Si uno sale de casa, se topa con
una sucesión de hechos que, en verdad, no le permiten detenerse a contemplarlos
de manera sosegada e individual: un escaparate sucede a otro ventanal lleno de
objetos, una calle se adosa a la siguiente, y la cara de un desconocido o
conocido enseguida da paso a la siguiente, casi sin solución de continuidad.
Tampoco hay mucha ventaja si uno decide quedarse en casa y, por inercia, le da
por asomarse a la caja tonta, por ejemplo: a un programa le sucede otro al
menos tan tonto y tan preparado para personas que no alcancen el nivel del
razonamiento ocasional como el anterior, o anuncios no se sabe si pensados para
los anteriores espectadores o incluso para una clase inferior.
Pero no todo en la vida es
trajín, ajetreo y agitación. Salir con calma al campo y sentarte tranquilo a
contemplar el paisaje, y dialogar con él sin condiciones, o quedarte pensando
en lo que significa el tiempo contrapuesto entre la naturaleza sólida y el paso
de la vida humana proporciona sosiego y pensamiento, el alto necesario para
tomar aliento y darle perspectiva a lo que nos empuja cada día en este griterío y en este desconcierto en el que parece que
todo es de repente y no alcanza ni siquiera el nivel de la descripción, mucho
menos el del análisis y el de las conclusiones.
Las personas que merecen mi
confianza son las que alzan la vista y miran, las que paran y templan, las que
dan la distancia a las cosas para poder medirlas con justicia, las que miran al
bosque por encima del árbol, las que vuelven la vista a sus principios, las
que, por encima de cualquier detalle, poseen su modelo al que asirse con ganas,
las que ponen su acento en la curiosidad, las que se siguen preguntando cosas
desde la mañana a la tarde, y las que tratan de ajustar sus actos a alguna
verdad más general que sostiene algo de luz en su camino.
Ya sé que esos principios acaso
se describen mejor que se concretan, pero sin ellos tal vez todo es camino que
lleva a ningún sitio, improvisación desde la nada y consecuencia imbécil que te
va arrastrando por la vida según el empuje del viento. Y el caso es que tampoco
quisiera uno ponerse muy solemne pues la vida se resuelve al por menor y al
detalle de cada momento. Pero algún frontispicio y alguna luz en el techo,
dispuesta a marcar senda, parecen buena cosa para volver a ellos.

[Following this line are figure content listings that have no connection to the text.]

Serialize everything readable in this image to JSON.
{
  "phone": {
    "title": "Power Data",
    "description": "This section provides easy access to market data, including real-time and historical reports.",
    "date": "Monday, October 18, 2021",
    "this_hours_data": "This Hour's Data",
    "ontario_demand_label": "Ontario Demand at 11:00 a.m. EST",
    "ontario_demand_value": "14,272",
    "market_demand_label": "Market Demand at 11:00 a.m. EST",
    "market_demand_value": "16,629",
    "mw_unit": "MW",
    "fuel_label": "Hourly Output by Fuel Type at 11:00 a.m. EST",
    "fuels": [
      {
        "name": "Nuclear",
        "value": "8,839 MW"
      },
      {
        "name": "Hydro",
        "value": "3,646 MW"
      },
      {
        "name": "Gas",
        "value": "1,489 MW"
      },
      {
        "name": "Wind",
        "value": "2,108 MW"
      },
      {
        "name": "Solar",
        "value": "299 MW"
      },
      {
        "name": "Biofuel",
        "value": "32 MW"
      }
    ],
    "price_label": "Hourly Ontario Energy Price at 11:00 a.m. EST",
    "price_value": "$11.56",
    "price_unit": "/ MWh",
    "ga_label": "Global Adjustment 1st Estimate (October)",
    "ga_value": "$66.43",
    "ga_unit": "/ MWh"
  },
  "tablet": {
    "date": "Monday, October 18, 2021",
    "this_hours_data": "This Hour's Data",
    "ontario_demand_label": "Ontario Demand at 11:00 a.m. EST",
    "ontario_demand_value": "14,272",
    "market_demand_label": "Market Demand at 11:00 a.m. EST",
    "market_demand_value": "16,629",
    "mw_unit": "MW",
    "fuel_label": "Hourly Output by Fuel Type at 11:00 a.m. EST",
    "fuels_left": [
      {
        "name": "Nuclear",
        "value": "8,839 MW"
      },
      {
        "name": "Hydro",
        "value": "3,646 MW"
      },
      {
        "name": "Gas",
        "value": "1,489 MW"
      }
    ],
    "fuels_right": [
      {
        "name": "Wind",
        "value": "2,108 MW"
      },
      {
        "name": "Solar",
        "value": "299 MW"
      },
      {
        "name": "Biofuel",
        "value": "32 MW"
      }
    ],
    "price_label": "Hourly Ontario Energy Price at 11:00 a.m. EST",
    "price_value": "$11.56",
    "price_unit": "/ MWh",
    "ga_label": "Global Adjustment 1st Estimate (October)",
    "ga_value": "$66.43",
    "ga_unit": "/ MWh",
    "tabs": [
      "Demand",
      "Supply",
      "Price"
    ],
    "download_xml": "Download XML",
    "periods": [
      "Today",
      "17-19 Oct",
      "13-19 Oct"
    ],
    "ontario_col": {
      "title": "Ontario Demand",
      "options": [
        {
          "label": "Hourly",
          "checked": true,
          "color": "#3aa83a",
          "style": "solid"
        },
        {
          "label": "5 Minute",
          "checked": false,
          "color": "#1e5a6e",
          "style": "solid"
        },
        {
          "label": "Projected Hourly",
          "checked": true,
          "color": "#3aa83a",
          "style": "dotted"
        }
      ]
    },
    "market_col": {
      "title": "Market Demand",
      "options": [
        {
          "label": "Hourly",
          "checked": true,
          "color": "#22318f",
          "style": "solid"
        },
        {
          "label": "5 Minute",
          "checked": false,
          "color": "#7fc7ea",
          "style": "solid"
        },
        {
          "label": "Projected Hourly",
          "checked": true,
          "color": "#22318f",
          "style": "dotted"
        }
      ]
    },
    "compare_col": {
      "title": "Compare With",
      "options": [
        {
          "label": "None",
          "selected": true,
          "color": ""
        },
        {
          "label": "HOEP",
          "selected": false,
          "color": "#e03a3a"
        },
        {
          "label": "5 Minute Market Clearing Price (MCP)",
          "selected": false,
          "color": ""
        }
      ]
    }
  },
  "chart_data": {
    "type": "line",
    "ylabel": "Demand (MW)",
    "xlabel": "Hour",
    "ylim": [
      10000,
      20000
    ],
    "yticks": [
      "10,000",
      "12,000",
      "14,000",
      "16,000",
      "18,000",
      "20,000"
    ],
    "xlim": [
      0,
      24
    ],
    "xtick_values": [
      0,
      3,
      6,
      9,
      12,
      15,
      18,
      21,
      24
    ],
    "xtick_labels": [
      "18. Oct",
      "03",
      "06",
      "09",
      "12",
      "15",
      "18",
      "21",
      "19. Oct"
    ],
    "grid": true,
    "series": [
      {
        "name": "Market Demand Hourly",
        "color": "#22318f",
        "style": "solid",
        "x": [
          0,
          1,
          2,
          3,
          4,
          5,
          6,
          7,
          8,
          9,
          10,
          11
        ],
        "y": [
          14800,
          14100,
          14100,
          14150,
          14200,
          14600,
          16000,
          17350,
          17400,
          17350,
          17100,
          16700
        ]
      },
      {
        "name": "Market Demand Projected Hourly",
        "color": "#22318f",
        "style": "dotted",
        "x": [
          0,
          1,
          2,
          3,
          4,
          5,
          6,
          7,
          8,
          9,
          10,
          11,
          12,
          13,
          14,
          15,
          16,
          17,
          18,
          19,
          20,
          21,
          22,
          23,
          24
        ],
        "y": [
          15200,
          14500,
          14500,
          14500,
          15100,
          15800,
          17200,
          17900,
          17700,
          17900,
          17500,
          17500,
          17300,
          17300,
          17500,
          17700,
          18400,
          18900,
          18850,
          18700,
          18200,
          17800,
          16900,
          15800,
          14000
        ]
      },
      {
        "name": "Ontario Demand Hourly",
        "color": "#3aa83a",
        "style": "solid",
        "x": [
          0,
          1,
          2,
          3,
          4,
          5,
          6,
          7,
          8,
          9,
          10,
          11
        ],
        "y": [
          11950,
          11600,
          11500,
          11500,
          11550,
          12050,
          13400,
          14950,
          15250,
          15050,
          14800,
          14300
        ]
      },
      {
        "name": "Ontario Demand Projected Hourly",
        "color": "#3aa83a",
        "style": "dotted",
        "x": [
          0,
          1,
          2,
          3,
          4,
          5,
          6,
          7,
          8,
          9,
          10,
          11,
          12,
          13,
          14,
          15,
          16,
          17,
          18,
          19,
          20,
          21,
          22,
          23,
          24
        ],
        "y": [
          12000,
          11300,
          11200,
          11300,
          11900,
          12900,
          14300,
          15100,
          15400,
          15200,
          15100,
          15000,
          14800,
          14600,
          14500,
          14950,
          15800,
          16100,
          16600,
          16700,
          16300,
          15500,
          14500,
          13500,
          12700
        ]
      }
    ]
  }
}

Cada cual sabrá de dónde sacar
ese ramillete de principios que sostengan su vida, que le empujen cada vez que
caiga y que le den identidad y poso. La lectura no es mala cosa; la lectura
inteligente, por supuesto, que no todo es lo mismo. Y los buenos ejemplos, ese
insuperable boca a boca que alimentan todos los sentidos y la experiencia
personal.
Algunas personas tan inteligentes
como Bertrand Russell se han atrevido a verterlas por escrito, para dejar
testimonio de lo que a él personalmente le interesaba y por si alguna otra
persona quisiera adherirse a rumiarlas:
“Tres pasiones simples pero abrumadoramente intensas han gobernado mi
vida: el ansia de amor, la búsqueda de conocimiento y una insoportable piedad
por el sufrimiento de la humanidad”.
Como este ejemplo se pueden citar
muchos más. Alguno, como el de los dos mandamientos fundamentales del
cristianismo, deberían (he pensado bien el tiempo verbal) haber conformado la
vida de muchos millones de personas durante dos milenios, por ejemplo.
Me quedo pensando en los tres
pilares de actuación de Russell. Hay tanto en tan pocas palabras… Como para
apenarse por si pierde la roja en el fútbol, la amarilla o la arco iris.